Combining Targeted Therapies for Newly Diagnosed Metastatic Lung Cancer
Name of the Trial
Randomized Phase II/III Trial of Afatinib Plus Cetuximab Versus Afatinib Alone in Treatment-Naïve Patients with Advanced, EGFR Mutation-Positive Non-Small Cell Lung Cancer (S1403). See the protocol summary.
Sarah B. Goldberg, M.D., Yale Cancer Center
Why This Trial Is Important
About 10% of non-small cell lung cancer (NSCLC) cases are fueled by mutations in a gene called EGFR that increase the activity or amount of the EGFR protein, which promotes cell growth. People with this type of lung cancer tend to respond well to drugs called EGFR inhibitors that target the EGFR protein. However, in many cases these drugs eventually stop working as the cancer becomes resistant to the inhibitor.
In an effort to prevent resistance to EGFR inhibition from developing, doctors are exploring a number of options, including using two drugs at the same time that target the EGFR protein in different ways.
In this clinical trial, patients with newly diagnosed metastatic EGFR mutation-positive NSCLC will be randomly assigned to receive either the EGFR inhibitor afatinib (Gilotrif®) alone or afatinib together with another EGFR inhibitor, cetuximab (Erbitux®).

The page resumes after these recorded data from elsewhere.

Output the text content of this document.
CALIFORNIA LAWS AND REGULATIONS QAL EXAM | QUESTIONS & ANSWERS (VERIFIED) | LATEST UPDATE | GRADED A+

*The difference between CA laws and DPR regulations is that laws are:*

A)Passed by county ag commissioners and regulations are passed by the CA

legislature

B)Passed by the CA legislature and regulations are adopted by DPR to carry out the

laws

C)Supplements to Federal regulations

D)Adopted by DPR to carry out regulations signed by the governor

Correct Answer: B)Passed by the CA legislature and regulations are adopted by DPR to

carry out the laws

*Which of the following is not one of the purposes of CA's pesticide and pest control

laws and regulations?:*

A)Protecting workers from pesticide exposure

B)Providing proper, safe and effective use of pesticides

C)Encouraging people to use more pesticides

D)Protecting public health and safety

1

Doctors want to know if combining afatinib and cetuximab will help these patients live longer. They will also monitor progression-free survival and response rate, as well as try to identify biomarkers for response in both blood and tissue samples.
“Afatinib is approved by the Food and Drug Administration (FDA) for these patients, so all patients in the trial will receive standard therapy for their disease,” said Dr. Sarah Goldberg, the trial’s principal investigator. “Cetuximab is approved by the FDA for other types of cancer but is not currently approved for lung cancer.”
“We have studied the combination of afatinib and cetuximab in patients with EGFR mutation-positive lung cancer that has relapsed, and some patients did quite well on the combination," Dr. Goldberg said. “With this trial, we’re hoping to see if patients do better when given the combination as first-line therapy.”